Al amanecer por el este hay sol, y por el oeste llueve: mientras tanto, los viajes nacionales de cruzar provincias y los de cercanías reciben una “lluvia de riqueza” inesperada. La redistribución del gasto se convierte en la opción más práctica para las familias de clase media.

En comparación con los vuelos internacionales que cada día te muestran un mapa cambiante de la situación internacional, la red ferroviaria de alta velocidad impulsada por la red eléctrica nacional es, para la gente común, una fuente de seguridad mucho mayor; no hay que preocuparse por, después de comprar el billete, tener que pagar varios cientos de yuanes extra en recargos por combustible.

Aquellos turistas que originalmente planeaban volar hacia Corea/Japón y el sudeste asiático, si quieren reducir presupuesto, pueden simplemente dar la vuelta y fluir hacia los trenes de alta velocidad nacionales de cruzar provincias.

En una etapa de contracción económica, acercar la distancia del viaje y reducir el presupuesto de consumo se convertirá en la idea rectora central de cómo planifica esta generación de turistas.

Así, para las grandes provincias turísticas nacionales, parece que el hecho de que se cierre Ormuz es incluso una buena noticia.

Pero si miramos más a largo plazo, esto es solo el comienzo.

Aunque esta generación de clase media abandone por completo el turismo de salida del país, el costo total de viaje de 2026 está destinado a ser mucho más caro que en los últimos años.

Como cuando el ajuste del recargo por combustible en rutas nacionales es solo cuestión de tiempo: el precio de los productos turísticos conecta todo en cadena.

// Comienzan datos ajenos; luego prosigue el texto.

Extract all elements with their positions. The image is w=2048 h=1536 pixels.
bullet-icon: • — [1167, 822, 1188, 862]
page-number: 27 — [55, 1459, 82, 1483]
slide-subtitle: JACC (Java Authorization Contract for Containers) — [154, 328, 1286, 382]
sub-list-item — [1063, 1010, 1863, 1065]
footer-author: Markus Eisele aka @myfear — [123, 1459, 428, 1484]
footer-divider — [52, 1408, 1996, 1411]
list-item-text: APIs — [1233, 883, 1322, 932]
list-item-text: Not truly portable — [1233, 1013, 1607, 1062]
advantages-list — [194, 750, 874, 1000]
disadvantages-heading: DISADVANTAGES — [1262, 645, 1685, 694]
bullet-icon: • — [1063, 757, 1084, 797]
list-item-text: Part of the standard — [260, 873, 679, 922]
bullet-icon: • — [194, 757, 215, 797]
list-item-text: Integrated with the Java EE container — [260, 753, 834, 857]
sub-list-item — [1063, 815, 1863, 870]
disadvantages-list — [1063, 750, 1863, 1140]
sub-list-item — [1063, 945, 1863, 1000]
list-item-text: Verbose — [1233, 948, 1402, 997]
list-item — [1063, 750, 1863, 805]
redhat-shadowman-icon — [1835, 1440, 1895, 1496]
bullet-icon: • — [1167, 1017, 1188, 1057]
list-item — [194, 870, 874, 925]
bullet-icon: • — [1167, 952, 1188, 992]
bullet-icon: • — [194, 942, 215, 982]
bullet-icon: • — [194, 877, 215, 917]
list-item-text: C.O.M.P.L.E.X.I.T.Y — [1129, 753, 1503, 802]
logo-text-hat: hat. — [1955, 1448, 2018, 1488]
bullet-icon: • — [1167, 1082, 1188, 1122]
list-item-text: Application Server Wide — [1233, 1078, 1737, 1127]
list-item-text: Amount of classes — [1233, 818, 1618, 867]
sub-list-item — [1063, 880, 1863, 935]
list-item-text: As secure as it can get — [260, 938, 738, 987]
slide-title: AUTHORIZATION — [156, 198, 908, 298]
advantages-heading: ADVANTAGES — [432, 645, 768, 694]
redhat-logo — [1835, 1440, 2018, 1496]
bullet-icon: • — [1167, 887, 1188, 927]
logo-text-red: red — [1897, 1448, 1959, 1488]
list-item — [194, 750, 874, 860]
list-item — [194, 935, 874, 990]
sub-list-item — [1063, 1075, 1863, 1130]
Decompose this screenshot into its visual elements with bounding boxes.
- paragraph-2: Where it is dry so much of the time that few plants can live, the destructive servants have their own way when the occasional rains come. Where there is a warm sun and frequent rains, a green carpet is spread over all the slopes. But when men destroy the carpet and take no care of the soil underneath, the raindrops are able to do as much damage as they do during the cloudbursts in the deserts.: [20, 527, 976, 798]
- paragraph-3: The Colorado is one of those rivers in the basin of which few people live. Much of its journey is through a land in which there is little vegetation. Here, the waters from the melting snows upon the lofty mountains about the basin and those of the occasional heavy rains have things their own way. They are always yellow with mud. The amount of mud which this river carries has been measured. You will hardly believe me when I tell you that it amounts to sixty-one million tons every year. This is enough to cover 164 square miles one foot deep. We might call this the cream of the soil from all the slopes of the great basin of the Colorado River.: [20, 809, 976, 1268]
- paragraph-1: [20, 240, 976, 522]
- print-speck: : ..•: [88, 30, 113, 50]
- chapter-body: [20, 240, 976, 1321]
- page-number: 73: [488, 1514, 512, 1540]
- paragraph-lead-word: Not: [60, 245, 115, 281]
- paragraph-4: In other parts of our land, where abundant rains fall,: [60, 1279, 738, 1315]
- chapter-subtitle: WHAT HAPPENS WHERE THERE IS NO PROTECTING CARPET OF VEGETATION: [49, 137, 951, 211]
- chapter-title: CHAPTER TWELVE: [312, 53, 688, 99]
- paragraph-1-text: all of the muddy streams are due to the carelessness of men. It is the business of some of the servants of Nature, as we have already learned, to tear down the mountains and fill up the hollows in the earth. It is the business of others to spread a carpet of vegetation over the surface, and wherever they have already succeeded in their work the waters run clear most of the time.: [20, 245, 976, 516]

En cuanto el gran eje de transporte de arriba sube, los viajes en grupo, los paquetes de viajes independientes e incluso los servicios de destino de abajo inevitablemente también se encarecen, sin remedio.

La segmentación del consumo en el mercado turístico se volverá más intensa que nunca: quienes tienen el monedero más pequeño solo podrán buscar sensación de relax dentro de un radio limitado de ciudades, mientras que quienes tienen capacidad para pagar tendrán que desembolsar, por el mismo destino, más dinero real que antes.

Los profesionales del turismo también tendrán que enfrentarse a una realidad comercial más fría: la era del turismo de bajo precio probablemente terminó de verdad.

Y en los últimos años, toda la industria turística se ha vuelto extremadamente competitiva internamente: agencias de viajes, hoteles y aerolíneas han peleado a muerte con guerras de precios para arrebatar flujo de clientes; todos han estado perdiendo dinero y anunciando “ganar en fama”, intentando atraer primero a la gente con precios extremos.

Ahora, la situación cambia por completo: cuando el costo de llenar de combustible un avión se acerca al ingreso total de los billetes de “oferta”, cualquier lógica comercial que intente apoyarse en vender con bajo precio colapsará instantáneamente.

Frente a esta presión macroeconómica difícil de resistir, todos los profesionales del turismo deben abandonar esos productos de atracción de bajo precio que ni siquiera son rentables o incluso dan pérdidas; la única elección es volver a centrar el enfoque en los negocios centrales con espacio de beneficios, capaces de cubrir costos operativos altos.

Mientras tanto, cuando el mundo se vuelve cada vez más caro, sin importar cuánto eche de menos esta generación de clase media aquellos viejos tiempos en los que, con solo comprar una tarjeta de billete barato sin complicaciones, podían irse a un fin de semana a una isla tropical, todos tendrán que aprender a adaptarse a la nueva factura que tienen delante.